Closed
Description
The conclusion of the discussion spread across #343, JuliaDiff/ChainRules.jl#337, #347, and JuliaDiff/ChainRules.jl#232 (and possibly elsewhere), has been to prefer writing abstractly typed rules.
Two shortcomings of this approach are that
- In some cases, such as when the primal function is specialised for a subtype (e.g.
Diagonal<:AbstractArray
), the fallback rrule returning aMatrix
is not correct. Solving that is the topic of Projecting Cotangents #286 - In other cases, using AD to differentiate through the specialised method is faster than falling back on the generic rule. For these, we need a way to opt out of using the generic fallback rule, and let AD compute the backward pass. Solving that is the topic of this issue.

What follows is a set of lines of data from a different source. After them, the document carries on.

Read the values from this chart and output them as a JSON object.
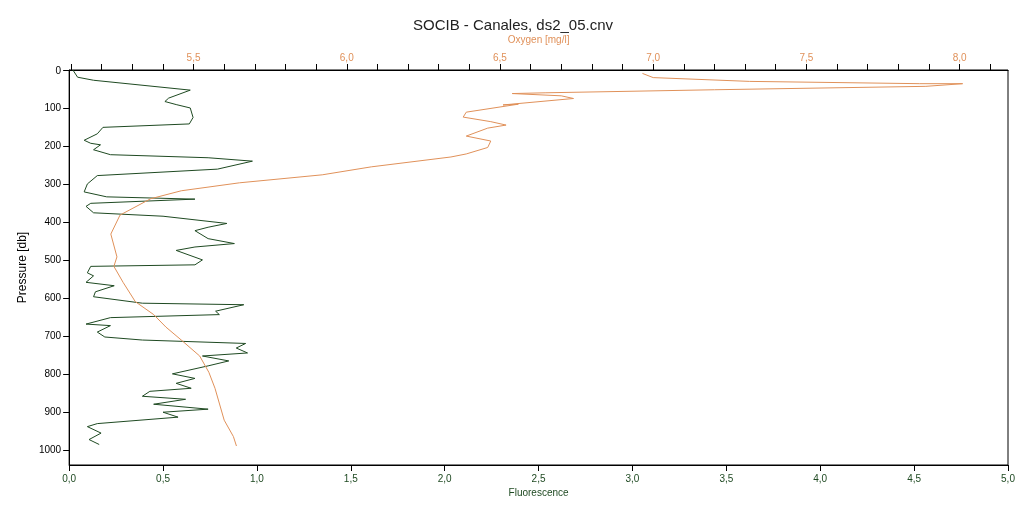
{
  "chart_data": {
    "type": "line",
    "title": "SOCIB - Canales, ds2_05.cnv",
    "xlabel": "Fluorescence",
    "x2label": "Oxygen [mg/l]",
    "ylabel": "Pressure [db]",
    "grid": false,
    "marker": "none",
    "line_style": "solid",
    "xlim": [
      0,
      5
    ],
    "xticks": [
      {
        "value": 0,
        "label": "0,0"
      },
      {
        "value": 0.5,
        "label": "0,5"
      },
      {
        "value": 1,
        "label": "1,0"
      },
      {
        "value": 1.5,
        "label": "1,5"
      },
      {
        "value": 2,
        "label": "2,0"
      },
      {
        "value": 2.5,
        "label": "2,5"
      },
      {
        "value": 3,
        "label": "3,0"
      },
      {
        "value": 3.5,
        "label": "3,5"
      },
      {
        "value": 4,
        "label": "4,0"
      },
      {
        "value": 4.5,
        "label": "4,5"
      },
      {
        "value": 5,
        "label": "5,0"
      }
    ],
    "x2lim": [
      5.094,
      8.158
    ],
    "x2ticks": [
      {
        "value": 5.1,
        "label": null
      },
      {
        "value": 5.2,
        "label": null
      },
      {
        "value": 5.3,
        "label": null
      },
      {
        "value": 5.4,
        "label": null
      },
      {
        "value": 5.5,
        "label": "5,5"
      },
      {
        "value": 5.6,
        "label": null
      },
      {
        "value": 5.7,
        "label": null
      },
      {
        "value": 5.8,
        "label": null
      },
      {
        "value": 5.9,
        "label": null
      },
      {
        "value": 6,
        "label": "6,0"
      },
      {
        "value": 6.1,
        "label": null
      },
      {
        "value": 6.2,
        "label": null
      },
      {
        "value": 6.3,
        "label": null
      },
      {
        "value": 6.4,
        "label": null
      },
      {
        "value": 6.5,
        "label": "6,5"
      },
      {
        "value": 6.6,
        "label": null
      },
      {
        "value": 6.7,
        "label": null
      },
      {
        "value": 6.8,
        "label": null
      },
      {
        "value": 6.9,
        "label": null
      },
      {
        "value": 7,
        "label": "7,0"
      },
      {
        "value": 7.1,
        "label": null
      },
      {
        "value": 7.2,
        "label": null
      },
      {
        "value": 7.3,
        "label": null
      },
      {
        "value": 7.4,
        "label": null
      },
      {
        "value": 7.5,
        "label": "7,5"
      },
      {
        "value": 7.6,
        "label": null
      },
      {
        "value": 7.7,
        "label": null
      },
      {
        "value": 7.8,
        "label": null
      },
      {
        "value": 7.9,
        "label": null
      },
      {
        "value": 8,
        "label": "8,0"
      },
      {
        "value": 8.1,
        "label": null
      }
    ],
    "ylim": [
      1040,
      0
    ],
    "yticks": [
      0,
      100,
      200,
      300,
      400,
      500,
      600,
      700,
      800,
      900,
      1000
    ],
    "series": [
      {
        "color": "#1f4a22",
        "x": [
          0.02,
          0.045,
          0.13,
          0.645,
          0.53,
          0.51,
          0.57,
          0.645,
          0.66,
          0.64,
          0.18,
          0.15,
          0.08,
          0.115,
          0.167,
          0.13,
          0.22,
          0.74,
          0.976,
          0.79,
          0.15,
          0.097,
          0.08,
          0.2,
          0.67,
          0.115,
          0.09,
          0.13,
          0.5,
          0.84,
          0.74,
          0.67,
          0.74,
          0.88,
          0.67,
          0.57,
          0.71,
          0.67,
          0.115,
          0.097,
          0.13,
          0.09,
          0.24,
          0.14,
          0.13,
          0.39,
          0.93,
          0.78,
          0.8,
          0.22,
          0.09,
          0.22,
          0.15,
          0.19,
          0.39,
          0.94,
          0.89,
          0.95,
          0.71,
          0.85,
          0.74,
          0.55,
          0.67,
          0.57,
          0.65,
          0.43,
          0.39,
          0.62,
          0.45,
          0.74,
          0.5,
          0.58,
          0.15,
          0.097,
          0.17,
          0.106,
          0.16
        ],
        "values": [
          0,
          19,
          27,
          53,
          74,
          83,
          91,
          100,
          125,
          142,
          151,
          168,
          185,
          193,
          197,
          210,
          223,
          231,
          240,
          261,
          278,
          300,
          321,
          334,
          340,
          351,
          359,
          376,
          385,
          404,
          414,
          423,
          444,
          457,
          466,
          475,
          500,
          513,
          517,
          534,
          542,
          559,
          568,
          584,
          597,
          614,
          618,
          635,
          644,
          652,
          669,
          673,
          690,
          703,
          711,
          720,
          732,
          745,
          753,
          766,
          779,
          800,
          812,
          825,
          838,
          846,
          859,
          867,
          880,
          893,
          901,
          914,
          931,
          939,
          956,
          973,
          986
        ]
      },
      {
        "color": "#e0915a",
        "axis": "x2",
        "x": [
          6.965,
          7.0,
          7.315,
          7.87,
          8.01,
          7.89,
          7.2,
          6.65,
          6.54,
          6.7,
          6.74,
          6.51,
          6.56,
          6.39,
          6.38,
          6.47,
          6.52,
          6.46,
          6.39,
          6.47,
          6.46,
          6.39,
          6.34,
          6.08,
          5.92,
          5.65,
          5.46,
          5.36,
          5.26,
          5.23,
          5.25,
          5.24,
          5.27,
          5.31,
          5.37,
          5.41,
          5.46,
          5.52,
          5.55,
          5.57,
          5.6,
          5.63,
          5.64
        ],
        "values": [
          9,
          20,
          30,
          36,
          36,
          43,
          52,
          60,
          62,
          68,
          75,
          92,
          90,
          111,
          124,
          136,
          145,
          153,
          174,
          187,
          204,
          221,
          229,
          255,
          276,
          297,
          318,
          339,
          382,
          432,
          492,
          517,
          559,
          610,
          644,
          677,
          711,
          753,
          796,
          838,
          922,
          965,
          990
        ]
      }
    ]
  }
}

There are a number of possible ways we could facilitate opting-out:
- Option A) Return
nothing
. This has been tried in Take nothing seriously FluxML/Zygote.jl#967 but advised against in Use ChainRules RuleConfig FluxML/Zygote.jl#990 (comment) for Zygote. According to @oxinabox this would work in Diffractor, but not in Nabla? (please just edit this if that's wrong) - Option B) Have a
no_rrule
function that would be used to designate a particular signature does not have a rule. - Option C) Have a
@no_rrule
macro which would take a signature and generate code which returnsnothing
(as above), and automatically add the method to an internal list, which would be accessed by Zygote and Nabla.
Have I missed another option we've discussed?